The panelists concurred that while consumer confidence is low, other trends, such as wage growth, indicate apartment demand will remain steady. This will especially be true if developers continue to meet demands to accommodate hybrid and remote workers by incorporating workspaces into units and common areas of the apartment communities they’re building.

“Housing demand in the U.S. remains exceptionally high,” said Vance. “It has brought occupancy rates to historic levels. So, it’s not surprising that we’re seeing exceptional rent growth as well.”

Despite rising rents, the average renter is not yet cost-burdened, according to CBRE, which also reports most tenants inprofessionally managed apartment properties are paying around 27 percent of their income toward rent. This is less than the 30 percent threshold typically considered to be cost-burdened, meaning that there is room for additional rent growth, Vance explained. But that data doesn’t apply to all renters.
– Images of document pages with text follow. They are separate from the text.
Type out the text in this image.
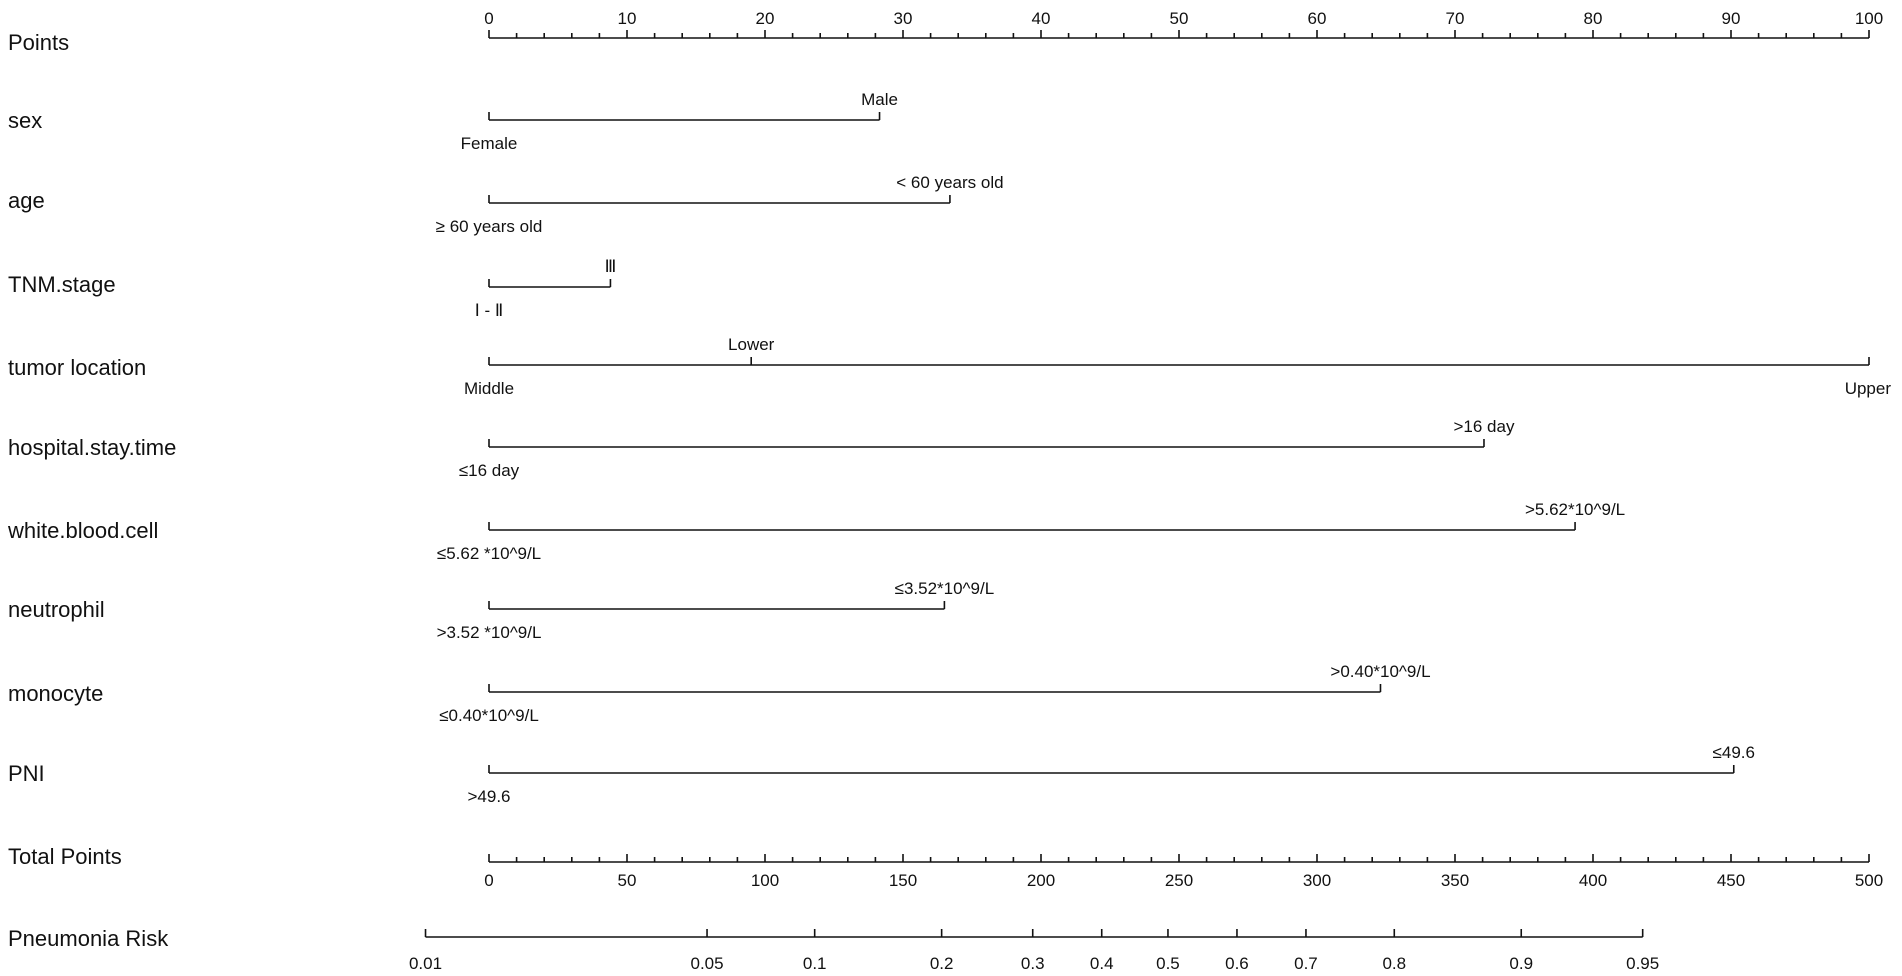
Points
0	10	20	30	40	50	60	70	80	90	100
sex
Female
Male
age
≥ 60 years old
< 60 years old
TNM.stage
Ⅰ - Ⅱ
Ⅲ
tumor location
Middle
Lower
Upper
hospital.stay.time
≤16 day
>16 day
white.blood.cell
≤5.62 *10^9/L
>5.62*10^9/L
neutrophil
>3.52 *10^9/L
≤3.52*10^9/L
monocyte
≤0.40*10^9/L
>0.40*10^9/L
PNI
>49.6
≤49.6
Total Points
0	50	100	150	200	250	300	350	400	450	500
Pneumonia Risk
0.01	0.05	0.1	0.2	0.3	0.4	0.5	0.6	0.7	0.8	0.9	0.95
“I should probably acknowledge, too, that lower-income households, especially in high-cost cities, face much more significant affordability issues.”

Notably, vacancy rates did increase in the second quarter. According to RealPage Market Analytics, the vacancy rate for the second quarter of 2022 was 3.2 percent, compared with 2.5 percent in the first quarter. Vance attributes this to developers adding supply to the pipeline during a time of unseasonably weak demand last quarter. This is in combination with failing consumer confidence and slowdown in demand in 2022 after the record year for housing demand that was 2021.
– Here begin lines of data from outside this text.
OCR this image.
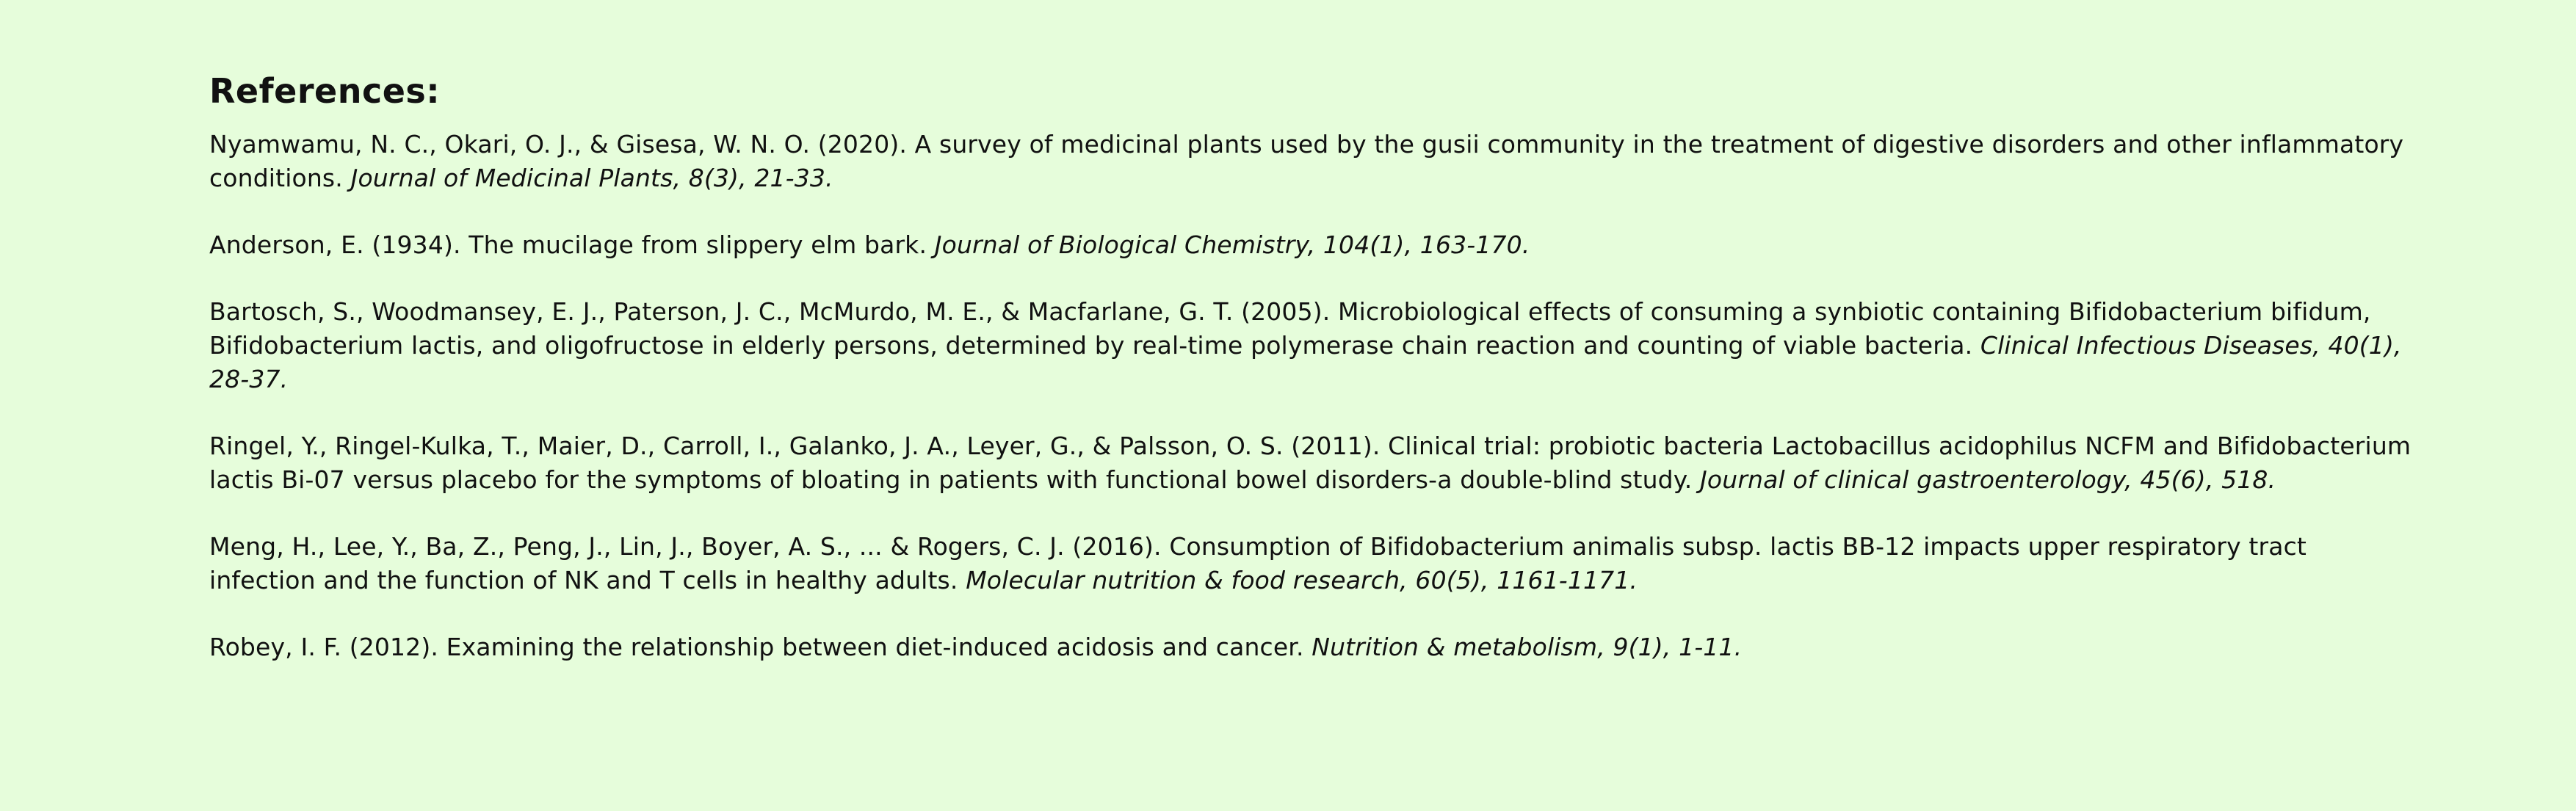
References:
Nyamwamu, N. C., Okari, O. J., & Gisesa, W. N. O. (2020). A survey of medicinal plants used by the gusii community in the treatment of digestive disorders and other inflammatory conditions. Journal of Medicinal Plants, 8(3), 21-33.
Anderson, E. (1934). The mucilage from slippery elm bark. Journal of Biological Chemistry, 104(1), 163-170.
Bartosch, S., Woodmansey, E. J., Paterson, J. C., McMurdo, M. E., & Macfarlane, G. T. (2005). Microbiological effects of consuming a synbiotic containing Bifidobacterium bifidum, Bifidobacterium lactis, and oligofructose in elderly persons, determined by real-time polymerase chain reaction and counting of viable bacteria. Clinical Infectious Diseases, 40(1), 28-37.
Ringel, Y., Ringel-Kulka, T., Maier, D., Carroll, I., Galanko, J. A., Leyer, G., & Palsson, O. S. (2011). Clinical trial: probiotic bacteria Lactobacillus acidophilus NCFM and Bifidobacterium lactis Bi-07 versus placebo for the symptoms of bloating in patients with functional bowel disorders-a double-blind study. Journal of clinical gastroenterology, 45(6), 518.
Meng, H., Lee, Y., Ba, Z., Peng, J., Lin, J., Boyer, A. S., ... & Rogers, C. J. (2016). Consumption of Bifidobacterium animalis subsp. lactis BB-12 impacts upper respiratory tract infection and the function of NK and T cells in healthy adults. Molecular nutrition & food research, 60(5), 1161-1171.
Robey, I. F. (2012). Examining the relationship between diet-induced acidosis and cancer. Nutrition & metabolism, 9(1), 1-11.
“If I were going to sum this up for you in a sentence,” Vance concluded, “it’s that the U.S. multifamily sector will continue performing above trend for a while longer, but that vacancy rates will continue their drift back up toward normal levels this year and next. We can expect rent growth to decelerate as a result.”

The presenters also discussed the rise of hybrid and remote work models and the impact that shift may have on downtown and suburban multifamily markets. According to Vance, downtowns and coastal cities with higher costs of living suffered the negative impacts of population movement into the suburbs at the beginning of the pandemic, but renters have recently begun to move back into urban, downtown apartments.

Developers are approaching the demand for home-based workspace in two ways, according to Vance.

First, developers are increasing the average size of today’s new units. The average size of units delivered this year are 9.6 percent larger than those built in the 10 years preceding the COVID-19 pandemic. Second, developers are incorporating workspaces into common areas as a community amenity, allowing tenants to leave their apartments while still working from their homes.

“The world is a connected place, and what we’re learning is that the changes that we’re seeing in consumer behavior are really impacting all asset classes,” said Whelan. “And that is most evident in multifamily.”